Nevertheless, after Amiens had been lost, Henry had sent Fonquerolles on a special mission to England, asking Elizabeth’s assistance in the siege for its recovery, and offering that she should keep Calais as a pledge for expenses thus incurred, on the same terms as those on which she held the Brill and Flushing in the Netherlands. This proposal, however, to make a considerable campaign in Picardy, and to be indemnified by Henry for her trouble with the pledge of a city which was not his property, did not seem tempting to Elizabeth: The mission of Fonquerolles was fruitless, as might have been supposed. Nothing certainly in the queen’s attitude, up to that moment, could induce the supposition that she would help to reduce Amiens for the sake of the privilege of conquering Calais if she could.
So soon as her refusal was made certain, Henry dropped the mask.
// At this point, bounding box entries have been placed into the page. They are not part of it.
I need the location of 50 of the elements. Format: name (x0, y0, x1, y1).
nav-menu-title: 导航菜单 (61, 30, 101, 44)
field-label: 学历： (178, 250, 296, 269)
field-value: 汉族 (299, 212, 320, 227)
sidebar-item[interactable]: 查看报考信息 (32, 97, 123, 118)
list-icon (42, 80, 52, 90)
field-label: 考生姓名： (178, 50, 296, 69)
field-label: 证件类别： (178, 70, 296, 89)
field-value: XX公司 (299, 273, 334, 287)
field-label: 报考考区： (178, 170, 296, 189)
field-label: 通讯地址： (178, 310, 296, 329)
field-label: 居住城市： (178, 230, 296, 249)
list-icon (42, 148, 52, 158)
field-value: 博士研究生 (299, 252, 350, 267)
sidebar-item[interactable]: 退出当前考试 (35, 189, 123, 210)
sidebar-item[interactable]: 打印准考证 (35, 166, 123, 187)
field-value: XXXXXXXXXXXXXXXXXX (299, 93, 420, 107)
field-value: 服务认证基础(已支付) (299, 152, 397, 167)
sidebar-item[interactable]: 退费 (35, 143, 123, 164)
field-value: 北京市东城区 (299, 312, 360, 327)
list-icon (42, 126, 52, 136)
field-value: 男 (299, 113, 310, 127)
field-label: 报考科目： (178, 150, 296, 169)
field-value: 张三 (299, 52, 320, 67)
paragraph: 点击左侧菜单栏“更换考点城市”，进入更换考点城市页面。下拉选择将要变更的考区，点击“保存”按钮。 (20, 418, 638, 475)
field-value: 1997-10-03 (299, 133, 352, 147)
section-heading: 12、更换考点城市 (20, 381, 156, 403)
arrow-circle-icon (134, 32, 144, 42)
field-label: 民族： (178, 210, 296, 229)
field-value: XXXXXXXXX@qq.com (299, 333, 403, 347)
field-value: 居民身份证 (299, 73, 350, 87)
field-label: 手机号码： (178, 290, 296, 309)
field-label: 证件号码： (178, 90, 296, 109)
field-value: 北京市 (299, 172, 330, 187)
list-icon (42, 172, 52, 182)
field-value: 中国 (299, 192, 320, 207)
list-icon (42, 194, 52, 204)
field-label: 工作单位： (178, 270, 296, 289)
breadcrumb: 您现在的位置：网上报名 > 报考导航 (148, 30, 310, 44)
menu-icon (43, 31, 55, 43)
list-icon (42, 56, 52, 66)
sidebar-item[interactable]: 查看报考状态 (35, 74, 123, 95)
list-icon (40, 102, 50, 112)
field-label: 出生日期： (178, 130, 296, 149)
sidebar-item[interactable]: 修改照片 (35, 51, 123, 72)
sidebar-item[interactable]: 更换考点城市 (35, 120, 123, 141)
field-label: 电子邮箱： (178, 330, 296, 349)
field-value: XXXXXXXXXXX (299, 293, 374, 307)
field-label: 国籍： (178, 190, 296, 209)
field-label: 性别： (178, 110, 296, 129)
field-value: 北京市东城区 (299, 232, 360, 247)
Buzanval, the regular French envoy at the Hague—even while amazing the States by rebukes for their short-comings in the field and by demands for immediate co-operation in the king’s campaign, when the king was doing nothing but besiege Amiens—astonished the republican statesmen still further by telling them—that his master was listening seriously to the pope’s secret offers.
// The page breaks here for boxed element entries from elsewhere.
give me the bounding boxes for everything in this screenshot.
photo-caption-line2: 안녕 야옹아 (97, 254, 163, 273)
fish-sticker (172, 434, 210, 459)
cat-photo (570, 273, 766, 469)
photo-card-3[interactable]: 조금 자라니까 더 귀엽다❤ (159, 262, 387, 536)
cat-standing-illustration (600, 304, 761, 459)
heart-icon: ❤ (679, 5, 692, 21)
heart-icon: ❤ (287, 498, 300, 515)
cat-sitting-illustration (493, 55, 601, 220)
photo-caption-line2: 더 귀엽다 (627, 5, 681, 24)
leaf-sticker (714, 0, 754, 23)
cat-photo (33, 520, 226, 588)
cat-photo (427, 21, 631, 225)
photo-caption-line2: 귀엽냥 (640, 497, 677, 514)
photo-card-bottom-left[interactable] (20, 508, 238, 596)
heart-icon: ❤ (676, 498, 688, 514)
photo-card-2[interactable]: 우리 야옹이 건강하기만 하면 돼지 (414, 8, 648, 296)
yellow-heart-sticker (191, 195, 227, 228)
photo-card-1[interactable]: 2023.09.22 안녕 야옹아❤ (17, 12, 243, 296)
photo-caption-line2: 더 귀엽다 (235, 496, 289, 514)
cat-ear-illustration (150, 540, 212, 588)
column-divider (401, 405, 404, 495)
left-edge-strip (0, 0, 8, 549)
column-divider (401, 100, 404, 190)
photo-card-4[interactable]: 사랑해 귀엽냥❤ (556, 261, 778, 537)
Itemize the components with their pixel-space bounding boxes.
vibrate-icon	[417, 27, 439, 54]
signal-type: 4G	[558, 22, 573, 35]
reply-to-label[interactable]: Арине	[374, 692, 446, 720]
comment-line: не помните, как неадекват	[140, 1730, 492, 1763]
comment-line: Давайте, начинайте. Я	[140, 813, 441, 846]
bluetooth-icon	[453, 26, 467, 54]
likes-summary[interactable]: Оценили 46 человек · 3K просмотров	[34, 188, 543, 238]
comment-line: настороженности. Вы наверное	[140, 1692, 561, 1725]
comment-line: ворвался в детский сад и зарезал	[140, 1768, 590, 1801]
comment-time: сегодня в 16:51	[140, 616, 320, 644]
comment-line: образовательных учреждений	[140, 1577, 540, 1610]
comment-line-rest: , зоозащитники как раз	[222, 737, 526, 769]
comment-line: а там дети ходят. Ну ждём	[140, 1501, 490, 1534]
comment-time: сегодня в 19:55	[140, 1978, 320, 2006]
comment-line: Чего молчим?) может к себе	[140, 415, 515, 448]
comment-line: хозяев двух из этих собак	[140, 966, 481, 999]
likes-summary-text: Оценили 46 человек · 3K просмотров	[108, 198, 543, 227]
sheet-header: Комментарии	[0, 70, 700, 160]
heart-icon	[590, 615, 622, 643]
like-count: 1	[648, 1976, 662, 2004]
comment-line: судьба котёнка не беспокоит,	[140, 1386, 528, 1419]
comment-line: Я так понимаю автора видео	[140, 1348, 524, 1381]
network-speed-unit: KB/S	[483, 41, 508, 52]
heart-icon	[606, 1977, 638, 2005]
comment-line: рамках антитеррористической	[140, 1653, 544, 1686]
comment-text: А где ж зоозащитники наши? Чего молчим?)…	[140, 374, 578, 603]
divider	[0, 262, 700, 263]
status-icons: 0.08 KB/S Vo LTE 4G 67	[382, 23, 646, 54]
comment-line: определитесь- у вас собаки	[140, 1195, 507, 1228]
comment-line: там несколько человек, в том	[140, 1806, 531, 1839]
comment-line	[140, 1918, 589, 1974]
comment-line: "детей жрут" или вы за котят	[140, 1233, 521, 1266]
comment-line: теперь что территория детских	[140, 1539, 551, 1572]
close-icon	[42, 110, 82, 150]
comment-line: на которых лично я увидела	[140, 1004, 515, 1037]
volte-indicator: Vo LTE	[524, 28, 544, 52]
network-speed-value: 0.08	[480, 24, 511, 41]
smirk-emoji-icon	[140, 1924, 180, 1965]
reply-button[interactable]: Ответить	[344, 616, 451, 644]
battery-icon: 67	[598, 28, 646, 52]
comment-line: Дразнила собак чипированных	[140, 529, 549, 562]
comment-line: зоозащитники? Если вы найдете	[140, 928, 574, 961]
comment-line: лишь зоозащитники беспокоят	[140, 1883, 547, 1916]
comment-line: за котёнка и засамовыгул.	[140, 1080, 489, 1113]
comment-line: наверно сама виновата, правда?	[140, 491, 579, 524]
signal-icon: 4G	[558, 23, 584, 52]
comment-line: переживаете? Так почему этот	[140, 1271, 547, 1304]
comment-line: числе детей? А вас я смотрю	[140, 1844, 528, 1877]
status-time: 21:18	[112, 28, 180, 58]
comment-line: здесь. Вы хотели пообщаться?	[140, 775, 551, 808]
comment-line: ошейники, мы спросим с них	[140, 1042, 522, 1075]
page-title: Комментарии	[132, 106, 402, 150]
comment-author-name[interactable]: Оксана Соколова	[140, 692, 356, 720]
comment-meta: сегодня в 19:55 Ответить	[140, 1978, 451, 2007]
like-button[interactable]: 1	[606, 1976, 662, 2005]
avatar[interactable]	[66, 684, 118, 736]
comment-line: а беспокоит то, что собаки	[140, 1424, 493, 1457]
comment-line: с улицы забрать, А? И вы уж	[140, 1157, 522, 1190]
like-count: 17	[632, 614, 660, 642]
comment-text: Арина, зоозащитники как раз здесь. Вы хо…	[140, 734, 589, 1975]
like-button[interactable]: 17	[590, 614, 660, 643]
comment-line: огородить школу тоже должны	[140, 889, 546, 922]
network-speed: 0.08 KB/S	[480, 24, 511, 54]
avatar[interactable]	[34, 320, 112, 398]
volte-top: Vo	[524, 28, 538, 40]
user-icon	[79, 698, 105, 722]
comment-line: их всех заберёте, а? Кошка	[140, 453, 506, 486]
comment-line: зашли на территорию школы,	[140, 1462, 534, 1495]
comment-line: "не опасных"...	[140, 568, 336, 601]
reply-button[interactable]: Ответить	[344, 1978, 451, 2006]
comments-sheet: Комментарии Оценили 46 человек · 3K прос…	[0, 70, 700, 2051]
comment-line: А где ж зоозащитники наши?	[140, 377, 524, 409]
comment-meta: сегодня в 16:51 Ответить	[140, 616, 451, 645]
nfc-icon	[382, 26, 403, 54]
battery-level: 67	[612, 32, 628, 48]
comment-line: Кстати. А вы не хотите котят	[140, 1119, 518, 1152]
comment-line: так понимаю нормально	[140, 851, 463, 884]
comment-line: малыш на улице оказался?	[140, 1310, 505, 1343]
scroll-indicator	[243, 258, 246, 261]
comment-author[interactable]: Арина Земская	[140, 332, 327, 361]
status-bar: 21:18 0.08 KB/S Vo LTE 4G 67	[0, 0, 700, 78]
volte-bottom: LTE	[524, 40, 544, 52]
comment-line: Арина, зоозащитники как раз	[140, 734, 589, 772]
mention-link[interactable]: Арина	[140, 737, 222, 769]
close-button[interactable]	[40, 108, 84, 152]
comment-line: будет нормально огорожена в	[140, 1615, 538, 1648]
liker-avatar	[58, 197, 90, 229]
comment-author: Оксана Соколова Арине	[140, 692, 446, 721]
His Holiness had assured the king, through the legate at Paris, that he could easily bring about a peace between him and Philip, if Henry would agree to make it alone, and he would so manage it that the king’s name should not be mixed up with the negotiations, and that he should not appear as seeking for peace. It was to be considered however—so Henry’s envoy intimated both at Greenwich and the Hague—that if the king should accept the pope’s intervention he would be obliged to exclude from a share in it the queen and all others not of the Catholic religion, and it was feared that the same necessity which had compelled him to listen to these overtures would force him still further in the same path. He dreaded lest, between peace and war, he might fall into a position in which the law would be dictated to him either by the enemy or by those who had undertaken to help him out of danger.
Much more information to this effect did Buzanval communicate to the States on the authority of a private letter from the king, telling him of the ill-success of the mission of Fonquerolles. That diplomatist had brought back nothing from England, it appeared, save excuses, general phrases, and many references to the troubles in Ireland and to the danger of a new Spanish Armada.
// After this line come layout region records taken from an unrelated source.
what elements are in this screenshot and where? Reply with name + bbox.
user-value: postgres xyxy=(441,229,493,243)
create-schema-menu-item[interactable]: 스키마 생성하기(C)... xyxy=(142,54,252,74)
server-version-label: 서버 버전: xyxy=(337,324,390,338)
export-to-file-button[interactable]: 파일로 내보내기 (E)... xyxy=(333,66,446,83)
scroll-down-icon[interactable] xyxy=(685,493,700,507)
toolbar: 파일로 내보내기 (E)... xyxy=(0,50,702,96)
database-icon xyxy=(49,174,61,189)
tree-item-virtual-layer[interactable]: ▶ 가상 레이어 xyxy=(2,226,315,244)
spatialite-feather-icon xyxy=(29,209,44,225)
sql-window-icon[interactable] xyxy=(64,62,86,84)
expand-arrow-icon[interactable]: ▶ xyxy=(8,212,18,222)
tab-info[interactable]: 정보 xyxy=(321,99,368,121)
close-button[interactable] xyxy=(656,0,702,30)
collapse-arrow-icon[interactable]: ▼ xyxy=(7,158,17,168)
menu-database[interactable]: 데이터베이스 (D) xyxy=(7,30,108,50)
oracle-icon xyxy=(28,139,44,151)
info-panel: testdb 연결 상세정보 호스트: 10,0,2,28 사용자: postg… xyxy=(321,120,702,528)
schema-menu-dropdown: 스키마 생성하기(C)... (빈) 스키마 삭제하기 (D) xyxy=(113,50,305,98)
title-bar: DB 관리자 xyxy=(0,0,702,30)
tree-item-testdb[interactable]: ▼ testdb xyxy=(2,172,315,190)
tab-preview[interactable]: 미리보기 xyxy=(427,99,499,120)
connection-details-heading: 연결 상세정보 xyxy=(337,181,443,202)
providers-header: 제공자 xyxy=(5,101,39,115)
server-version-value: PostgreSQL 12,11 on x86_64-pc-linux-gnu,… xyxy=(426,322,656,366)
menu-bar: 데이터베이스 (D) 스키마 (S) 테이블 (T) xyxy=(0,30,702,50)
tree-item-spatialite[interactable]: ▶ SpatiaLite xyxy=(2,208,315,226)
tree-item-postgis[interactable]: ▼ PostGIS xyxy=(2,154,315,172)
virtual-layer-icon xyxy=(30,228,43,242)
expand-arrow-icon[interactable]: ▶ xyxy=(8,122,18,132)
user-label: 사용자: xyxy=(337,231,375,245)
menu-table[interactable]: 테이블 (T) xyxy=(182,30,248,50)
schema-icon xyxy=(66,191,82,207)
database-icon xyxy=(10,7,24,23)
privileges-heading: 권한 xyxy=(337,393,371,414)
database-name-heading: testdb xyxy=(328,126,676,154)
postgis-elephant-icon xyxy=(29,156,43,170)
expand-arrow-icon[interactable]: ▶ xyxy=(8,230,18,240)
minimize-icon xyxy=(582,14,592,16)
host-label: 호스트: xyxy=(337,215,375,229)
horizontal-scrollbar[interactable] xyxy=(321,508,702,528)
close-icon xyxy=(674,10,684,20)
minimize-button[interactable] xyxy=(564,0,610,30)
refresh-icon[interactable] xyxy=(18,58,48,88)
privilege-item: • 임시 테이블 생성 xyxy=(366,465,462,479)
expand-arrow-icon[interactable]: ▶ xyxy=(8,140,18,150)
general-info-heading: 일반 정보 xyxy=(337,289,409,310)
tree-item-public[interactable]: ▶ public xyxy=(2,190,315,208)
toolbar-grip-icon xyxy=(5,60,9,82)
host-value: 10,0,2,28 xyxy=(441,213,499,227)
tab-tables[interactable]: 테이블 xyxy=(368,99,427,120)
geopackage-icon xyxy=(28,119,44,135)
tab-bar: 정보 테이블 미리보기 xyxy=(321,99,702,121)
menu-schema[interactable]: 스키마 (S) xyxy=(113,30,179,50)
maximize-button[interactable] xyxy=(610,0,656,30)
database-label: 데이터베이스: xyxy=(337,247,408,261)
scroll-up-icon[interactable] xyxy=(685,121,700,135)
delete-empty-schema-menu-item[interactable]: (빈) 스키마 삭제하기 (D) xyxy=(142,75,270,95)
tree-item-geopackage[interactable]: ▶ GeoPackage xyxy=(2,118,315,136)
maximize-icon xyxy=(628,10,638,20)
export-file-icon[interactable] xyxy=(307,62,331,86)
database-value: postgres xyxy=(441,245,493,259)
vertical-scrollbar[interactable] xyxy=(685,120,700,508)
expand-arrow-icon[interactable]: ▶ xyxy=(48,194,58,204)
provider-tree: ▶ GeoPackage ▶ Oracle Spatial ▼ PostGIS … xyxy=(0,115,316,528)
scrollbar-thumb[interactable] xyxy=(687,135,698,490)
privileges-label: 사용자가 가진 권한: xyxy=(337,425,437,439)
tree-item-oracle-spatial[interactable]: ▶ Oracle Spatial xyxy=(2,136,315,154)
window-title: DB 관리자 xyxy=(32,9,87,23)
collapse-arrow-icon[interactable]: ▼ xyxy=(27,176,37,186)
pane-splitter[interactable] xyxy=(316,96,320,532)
It was now for the first time, moreover, that the States learned how they had been duped both by England and France in the matter of the League. To their surprise they were informed that while they were themselves furnishing four thousand men, according to the contract signed by the three powers, the queen had in reality only agreed to contribute two thousand soldiers, and these only for four months’ service, within a very strict territorial limit, and under promise of immediate reimbursement of the expenses thus incurred.